Is this truly our inevitable future? Isn’t there anything that can be done?
Well, I suppose we could start training children in kindergarten or first grade to recognize and avoid suspicious packages, and we could take note of — or profile — anyone who might look the least bit uneasy or different. The Department of Homeland Security’s “If You See Something, Say Something” campaign is a first step in that direction.
“You grow up internalizing this thought that there might be terrorists and attacks anywhere and everywhere,” Yoram Peri, director of the Institute of Israel Studies at the University of Maryland, told USA Today. “You walk differently, you look to the sides, you look for people who might be terrorists, you look for packages. You’re more aware, that’s clear.”

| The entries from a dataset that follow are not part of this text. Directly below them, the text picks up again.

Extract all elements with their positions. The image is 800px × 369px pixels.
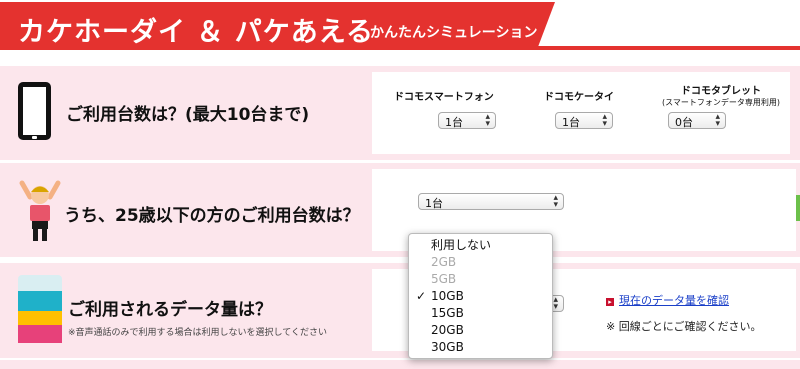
dropdown-option: 5GB	[431, 272, 457, 286]
dropdown-option[interactable]: 20GB	[409, 322, 552, 339]
dropdown-option[interactable]: 30GB	[409, 339, 552, 356]
data-stack-icon	[18, 275, 62, 343]
header: カケホーダイ ＆ パケあえる かんたんシミュレーション	[0, 0, 800, 52]
page-title: カケホーダイ ＆ パケあえる	[18, 17, 374, 48]
device-count-label: ご利用台数は？(最大10台まで)	[66, 105, 310, 125]
check-data-link[interactable]: ▸ 現在のデータ量を確認	[606, 292, 729, 308]
select-arrows-icon: ▴ ▾	[553, 193, 558, 210]
stack-pink-segment	[18, 325, 62, 343]
device-count-panel: ドコモスマートフォン 1台 ▴ ▾ ドコモケータイ 1台 ▴ ▾ ドコモタブレット …	[372, 72, 790, 154]
select-arrows-icon: ▴ ▾	[553, 295, 558, 312]
feature-phone-column-label: ドコモケータイ	[544, 92, 614, 103]
smartphone-icon	[18, 82, 51, 140]
dropdown-option[interactable]: 利用しない	[409, 237, 552, 254]
stack-yellow-segment	[18, 311, 62, 325]
select-arrows-icon: ▴ ▾	[715, 112, 720, 129]
smartphone-count-select[interactable]: 1台 ▴ ▾	[438, 112, 496, 129]
data-amount-label: ご利用されるデータ量は？	[68, 300, 272, 320]
under25-count-select[interactable]: 1台 ▴ ▾	[418, 193, 564, 210]
stack-top-segment	[18, 275, 62, 291]
per-line-note: ※ 回線ごとにご確認ください。	[606, 320, 762, 333]
feature-phone-count-select[interactable]: 1台 ▴ ▾	[555, 112, 613, 129]
stack-cyan-segment	[18, 291, 62, 311]
dropdown-option: 2GB	[431, 255, 457, 269]
select-arrows-icon: ▴ ▾	[485, 112, 490, 129]
tablet-column-sublabel: (スマートフォンデータ専用利用)	[662, 98, 781, 107]
side-tab[interactable]	[796, 195, 800, 221]
title-banner: カケホーダイ ＆ パケあえる かんたんシミュレーション	[0, 2, 555, 46]
tablet-count-select[interactable]: 0台 ▴ ▾	[668, 112, 726, 129]
select-arrows-icon: ▴ ▾	[602, 112, 607, 129]
page-subtitle: かんたんシミュレーション	[370, 25, 538, 41]
smartphone-column-label: ドコモスマートフォン	[394, 92, 494, 103]
data-amount-note: ※音声通話のみで利用する場合は利用しないを選択してください	[68, 328, 328, 338]
banner-underline	[0, 46, 800, 50]
under25-row: うち、25歳以下の方のご利用台数は？ 1台 ▴ ▾	[0, 163, 800, 257]
kid-cheering-icon	[19, 180, 61, 241]
device-count-row: ご利用台数は？(最大10台まで) ドコモスマートフォン 1台 ▴ ▾ ドコモケータ…	[0, 66, 800, 160]
checkmark-icon: ✓	[416, 289, 427, 303]
dropdown-option-selected[interactable]: ✓ 10GB	[409, 288, 552, 305]
under25-label: うち、25歳以下の方のご利用台数は？	[64, 206, 360, 226]
data-amount-dropdown: 利用しない 2GB 5GB ✓ 10GB 15GB 20GB 30GB	[408, 233, 553, 359]
arrow-right-icon: ▸	[606, 298, 614, 306]
data-amount-row: ご利用されるデータ量は？ ※音声通話のみで利用する場合は利用しないを選択してくだ…	[0, 263, 800, 358]
dropdown-option[interactable]: 15GB	[409, 305, 552, 322]
next-row	[0, 360, 800, 369]
tablet-column-label: ドコモタブレット (スマートフォンデータ専用利用)	[662, 86, 781, 107]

In Israel, where Peri grew up, suicide bombings and explosive devices were a way of life. The explosion my daughter heard was the 100th Palestinian suicide bombing since September 2000.
There are far fewer explosions now in Jerusalem. But relative safety has come at a price, both emotional and financial. An effective, if controversial, wall was erected. Ethnic profiling is the norm, terrorist leaders have been killed, a feeling of fatalism is often prevalent, and everywhere there are private security guards protecting businesses.
“Israelis were willing to pay for that,” Peri said. “Coffee shops asked you to pay an extra Shekel (about 28 American cents) for the guard in your check. It was done voluntarily.”
But even if we were willing to do all that in America, there’s no way we could, given the size of this country and its inexhaustible wealth of “soft targets.”
We live in a time when step-by-step bomb-making instructions are easy to find on the Internet, lethal weapons are readily available, and voracious media coverage guarantees that a delusional non-entity can become infamous or a ragtag terrorist organization can achieve notoriety.